Boston Globe in credit card data snafu

January 31, 2006

Reuters

http://money.cnn.com/2006/01/31/news/companies/security_bostonglobe.reut/



Two Massachusetts newspapers owned by The New York Times Co., the Boston Globe and Worcester Telegram & Gazette, said Tuesday they had mistakenly sent out slips of paper with the credit card data of up to nearly a quarter million subscribers.

The credit card numbers were printed on routing slips attached to 9,000 bundles of newspapers sent to retailers and carriers last weekend, according to the newspapers.

"Immediate steps have been taken internally at the Globe and Telegram & Gazette to increase security around credit card reporting," Richard H. Gilman, publisher of the Boston Globe, said in a statement.

The credit card data of up to 240,000 subscribers may have been exposed, they said.

The blunder comes amid heightened concern over the security of consumer data in the wake of several incidents of lost or stolen personal records involving companies such as data broker ChoicePoint Inc., Bank of America Corp. and shoe retailer DSW Inc.

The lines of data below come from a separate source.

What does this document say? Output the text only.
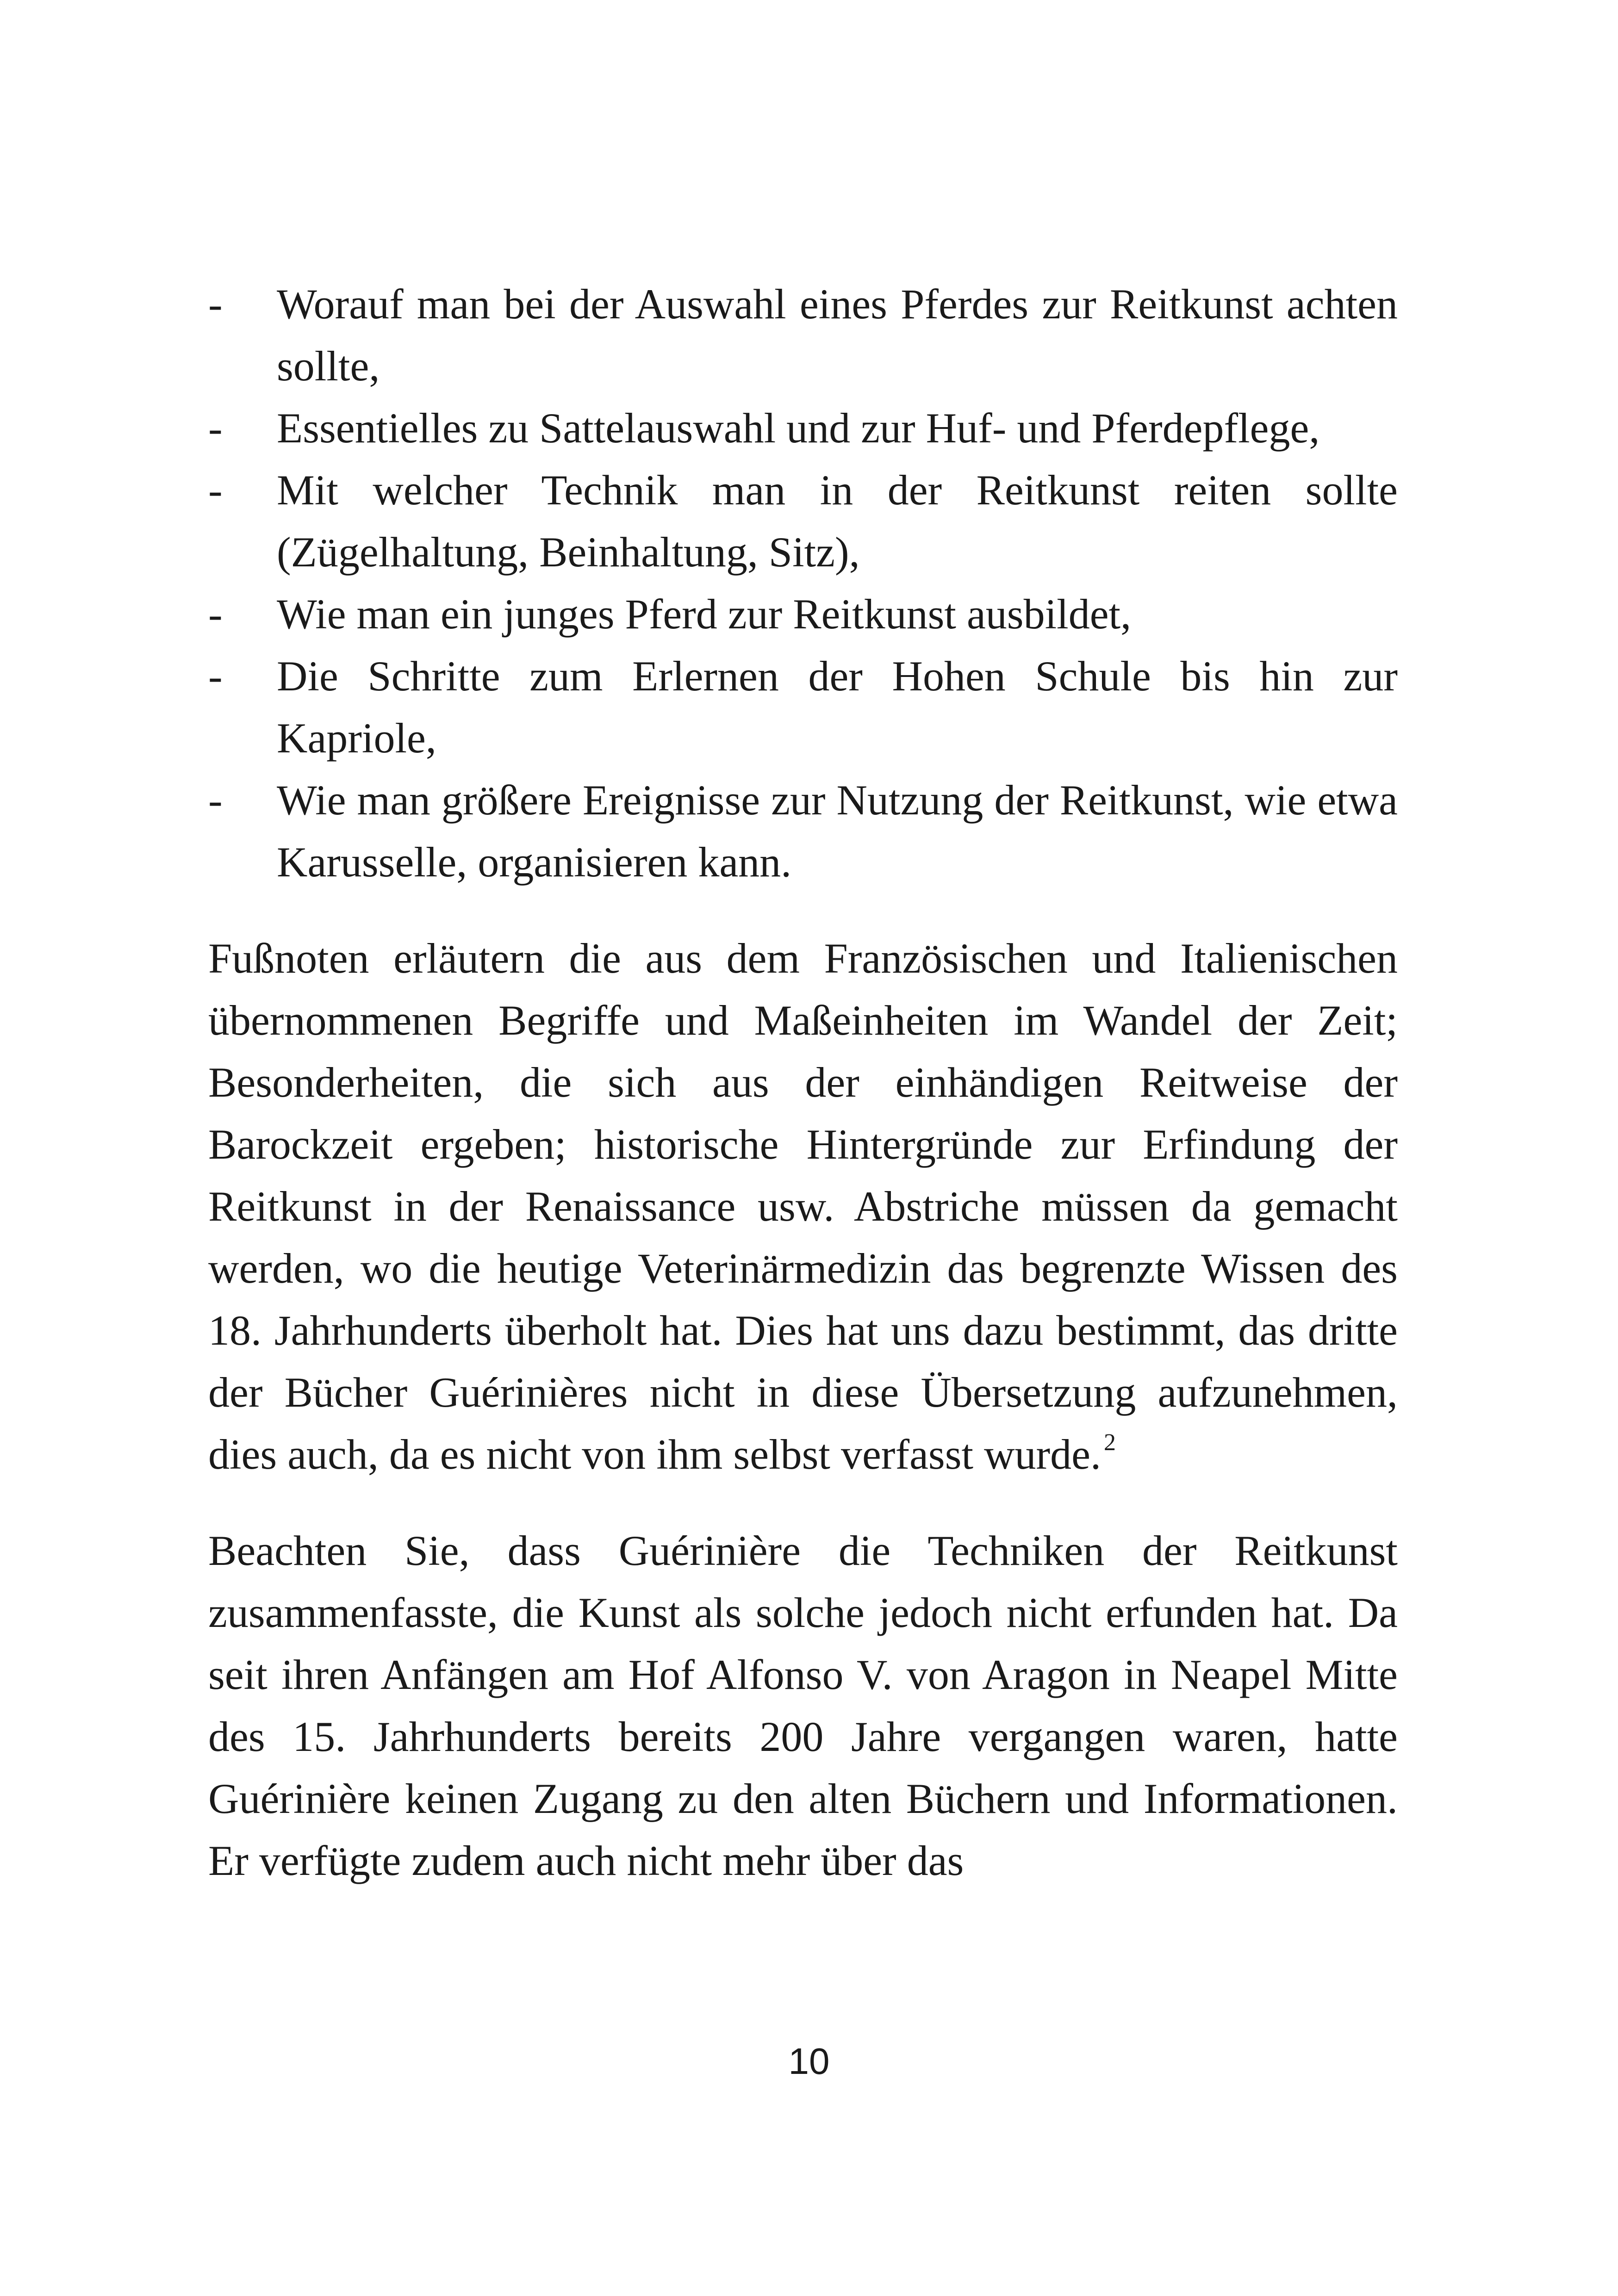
- Worauf man bei der Auswahl eines Pferdes zur Reitkunst achten sollte,
- Essentielles zu Sattelauswahl und zur Huf- und Pferdepflege,
- Mit welcher Technik man in der Reitkunst reiten sollte (Zügelhaltung, Beinhaltung, Sitz),
- Wie man ein junges Pferd zur Reitkunst ausbildet,
- Die Schritte zum Erlernen der Hohen Schule bis hin zur Kapriole,
- Wie man größere Ereignisse zur Nutzung der Reitkunst, wie etwa Karusselle, organisieren kann.

Fußnoten erläutern die aus dem Französischen und Italienischen übernommenen Begriffe und Maßeinheiten im Wandel der Zeit; Besonderheiten, die sich aus der einhändigen Reitweise der Barockzeit ergeben; historische Hintergründe zur Erfindung der Reitkunst in der Renaissance usw. Abstriche müssen da gemacht werden, wo die heutige Veterinärmedizin das begrenzte Wissen des 18. Jahrhunderts überholt hat. Dies hat uns dazu bestimmt, das dritte der Bücher Guérinières nicht in diese Übersetzung aufzunehmen, dies auch, da es nicht von ihm selbst verfasst wurde. $^2$

Beachten Sie, dass Guérinière die Techniken der Reitkunst zusammenfasste, die Kunst als solche jedoch nicht erfunden hat. Da seit ihren Anfängen am Hof Alfonso V. von Aragon in Neapel Mitte des 15. Jahrhunderts bereits 200 Jahre vergangen waren, hatte Guérinière keinen Zugang zu den alten Büchern und Informationen. Er verfügte zudem auch nicht mehr über das

10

So far, the newspapers had not received any reports of misuses of the credit cards, and American Express, Discover, MasterCard and Visa had been advised of the situation, said Boston Globe spokesman Al Larkin.

Exposure of the data occurred because the Telegram & Gazette, which helps circulate both papers under a shared distribution system, printed the routing slips on recycled paper containing internal reports with subscriber credit card numbers, Larkin said.

"We've put a stop to that," Larkin said of the practice of reusing paper.

The Globe's circulation was 450,000, according to Larkin. He did not have a daily number for the Telegram & Gazette, but said the Sunday edition had a circulation of 81,000.

The newspapers were trying to locate and recover as many of the slips as possible, but believed that most had already been thrown away.

The publications had set up a hotline, 1-888-665-2644, for subscribers to check if their data was sent out. The papers are part of The New England Media Group, which is owned by The New York Times Co.